『読んだら忘れない読書術』(樺沢紫苑)(◯)
著者はベストセラー本を連発されている精神科医でその行動力には驚かされます。読書面で言えば月30冊ペースで読書されているようで、そのほとんどの時間が電車などの移動時か隙間時間。その状況は脳科学的にも裏付けされるようです。本書は、精神医学、心理学、脳科学に精通されている著者が医学的裏付けと自身の経験に基づいて読書をより効率的により深く進めるためのコツが満載です。私も普段はあまり読書本を読まないのですが、同意できるところが多数。新しい発見もありました。
(印象に残ったところ・・本書より)
◯文章力をつけたければ本を読め
・「作家になりたいのなら、絶対にしなければならないことが二つある。たくさん本を読み、たくさん書くことだ。私の知る限り、その代わりになるものはないし、近道もない」(米国小説家スティーヴン・キング)
・月10冊以上読書をしていれば、文章りょも磨かれる。それは作家にもなれる読書量だと言える。
◯記憶に残る読書術
・「本を読んだ」の定義は、「内容を説明できること」「内容について議論できること」
・最初のインプットから7〜10日以内に3〜4回アウトプットする。
・脳が重要な情報と判断する基準は2つ。「何度も利用される情報」と「心が動いた出来事」
・4つのアウトプットで記憶に残す
①本を読みながらメモを取る、マーカーでラインを引く。
②本の内容を人に話す。本を人に勧める。
③本の感想や気づき、名言をFacebookなどでシェアする。
④Facebookなどに書評、レビューを書く。
・最初のステップが、本を読みながらマーカーでラインを引くこと。インプットしながらアウトプットを同時にしていることになる。
・脳科学的にラインを引くことは間違いなく脳を活性化する。脳の中で「字を読む」ことと「手にペンを持って線を引く作業」は全く別の領域で行われている。さらに「文字を書き込む」のは、また脳の別の部分で行われる。「音読」も脳の活性化に有効。
◯複数の切り口で人に勧める
・具体的にどこがためになったのか、本の内容を要約しながら相手に伝える。
・数行でもいいので、Facebookなどに感想をアップする。
・自分にとっての「名言」を投稿する。
・「アウトプットをしないといけない」という軽いプレッシャーを自分にかけながら本を読むようにすると、不思議なことに、今まで気づかなかったことにたくさん気づける。
◯出かける前に今日読む本を決めて読み切る
・目標を設定するだけで記憶強化物質であるドーパミンが分泌される。
・制限時間を決めると、制限時間が迫ったハラハラした状態ではノルアドレナリンが出る。集中力がアップし、脳が高いパフォーマンスを発揮する。
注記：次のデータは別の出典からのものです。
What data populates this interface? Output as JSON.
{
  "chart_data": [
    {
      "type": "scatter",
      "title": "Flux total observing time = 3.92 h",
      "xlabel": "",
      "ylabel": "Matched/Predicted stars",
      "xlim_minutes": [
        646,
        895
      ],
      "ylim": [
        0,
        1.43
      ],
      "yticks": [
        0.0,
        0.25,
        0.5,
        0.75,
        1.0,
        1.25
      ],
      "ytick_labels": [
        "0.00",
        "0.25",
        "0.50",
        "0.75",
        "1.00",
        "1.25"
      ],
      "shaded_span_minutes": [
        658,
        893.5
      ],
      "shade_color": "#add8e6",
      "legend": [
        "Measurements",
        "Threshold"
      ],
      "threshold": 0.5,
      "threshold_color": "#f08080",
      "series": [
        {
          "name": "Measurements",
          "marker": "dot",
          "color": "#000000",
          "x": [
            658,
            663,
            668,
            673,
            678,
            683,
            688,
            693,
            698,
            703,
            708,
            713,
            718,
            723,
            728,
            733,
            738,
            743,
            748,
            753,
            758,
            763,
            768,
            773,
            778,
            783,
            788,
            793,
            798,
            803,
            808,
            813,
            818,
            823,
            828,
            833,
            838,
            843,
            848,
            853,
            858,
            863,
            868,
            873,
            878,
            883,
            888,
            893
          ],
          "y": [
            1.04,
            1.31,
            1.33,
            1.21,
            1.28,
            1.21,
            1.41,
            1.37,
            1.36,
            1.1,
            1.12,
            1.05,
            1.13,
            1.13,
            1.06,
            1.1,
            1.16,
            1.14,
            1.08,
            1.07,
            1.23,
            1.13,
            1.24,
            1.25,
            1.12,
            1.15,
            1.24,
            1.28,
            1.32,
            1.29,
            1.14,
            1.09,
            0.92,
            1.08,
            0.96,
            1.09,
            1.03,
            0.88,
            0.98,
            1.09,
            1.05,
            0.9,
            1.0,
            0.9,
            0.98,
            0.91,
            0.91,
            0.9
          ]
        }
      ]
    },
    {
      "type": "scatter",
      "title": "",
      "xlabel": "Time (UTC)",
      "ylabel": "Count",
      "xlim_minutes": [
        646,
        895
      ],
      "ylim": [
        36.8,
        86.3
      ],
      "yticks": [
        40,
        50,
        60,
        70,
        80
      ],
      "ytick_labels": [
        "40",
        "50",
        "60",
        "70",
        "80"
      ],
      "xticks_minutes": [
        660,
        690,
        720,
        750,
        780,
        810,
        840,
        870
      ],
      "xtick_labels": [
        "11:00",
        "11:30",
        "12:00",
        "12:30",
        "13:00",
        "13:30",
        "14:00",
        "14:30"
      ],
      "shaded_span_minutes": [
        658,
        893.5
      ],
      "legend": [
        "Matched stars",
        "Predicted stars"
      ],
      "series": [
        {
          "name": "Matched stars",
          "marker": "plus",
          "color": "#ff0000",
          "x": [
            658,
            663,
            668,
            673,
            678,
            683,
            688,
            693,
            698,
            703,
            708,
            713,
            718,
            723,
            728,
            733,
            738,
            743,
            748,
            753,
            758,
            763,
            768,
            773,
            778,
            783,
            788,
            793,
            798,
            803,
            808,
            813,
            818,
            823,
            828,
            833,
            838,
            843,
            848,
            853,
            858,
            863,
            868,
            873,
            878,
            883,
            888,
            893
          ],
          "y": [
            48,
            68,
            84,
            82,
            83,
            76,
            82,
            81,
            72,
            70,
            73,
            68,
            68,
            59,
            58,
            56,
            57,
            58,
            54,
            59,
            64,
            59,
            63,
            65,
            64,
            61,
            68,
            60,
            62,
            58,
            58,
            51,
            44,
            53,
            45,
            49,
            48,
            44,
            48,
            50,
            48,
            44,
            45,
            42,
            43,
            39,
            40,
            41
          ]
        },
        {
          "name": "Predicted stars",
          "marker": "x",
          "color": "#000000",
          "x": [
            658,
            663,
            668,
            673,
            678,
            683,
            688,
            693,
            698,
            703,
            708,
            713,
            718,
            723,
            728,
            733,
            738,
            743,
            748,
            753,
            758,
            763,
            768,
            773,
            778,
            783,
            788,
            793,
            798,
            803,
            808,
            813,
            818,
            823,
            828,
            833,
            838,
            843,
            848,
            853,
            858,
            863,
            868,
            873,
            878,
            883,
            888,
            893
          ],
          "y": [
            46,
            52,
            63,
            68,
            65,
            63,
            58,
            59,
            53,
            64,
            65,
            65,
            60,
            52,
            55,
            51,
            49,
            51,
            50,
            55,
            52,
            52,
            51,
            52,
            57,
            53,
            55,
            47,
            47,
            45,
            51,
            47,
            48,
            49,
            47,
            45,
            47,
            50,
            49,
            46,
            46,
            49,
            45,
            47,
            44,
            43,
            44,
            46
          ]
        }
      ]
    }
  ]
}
・隙間時間の15分で本を読むと、「初頭努力」と「週末努力」で5分計10分「記憶力が高い状態での読書」が可能になる。この隙間時間読書の繰り返しは連続読書以上の効果が得られる。15分は人間が非常に高度な集中力を維持できる限界。
◯パラパラ読書術
・本を読む前にゴールと方法を決める
①全体を把握する
②本を読む目的を設定する
③「速読」か「精読」かを決める
◯ワープ読書術(知りたい部分を先に読む)
・この本で一番知りたいことを考える
・目次を見て、知りたい部分を先に読む。
・そのページを読んでさらに知りたいと感じたところ、深掘りしたいところ、疑問に感じたところがあれば、再度目次で目星をつけて、そのページにワープして読む。
・何回かワープすると、その本で一番知りたい部分の要旨がわかる。ここまで5分はかからない。最初の5分は記憶に残りやすいので、本の最も重要な部分が忘れにくくなる。
・大体のアウトラインを掴んだところで、最初のページに戻り、そこから読み始めていく。
◯ギリギリ読書術
・人間の脳は、「自分の能力よりも少し難しい課題」に取り組んでいるときに、ドーパミンが分泌され、集中力が高まり、最も活性化する。タイムプレッシャーをかけることが大切。
本書の中でも「ワープ読書術」は、私も試したことがない魅力的な読書方なので、ぜひトライしてみたいと思います。こうやって、実績にに裏打ちされたノウハウを知って、自分で試すことは、本という媒体がノウハウの集約であり、読み手はわずかな投資でノウハウを学ぶ時間の節約ができる有益な手段だなと感じます。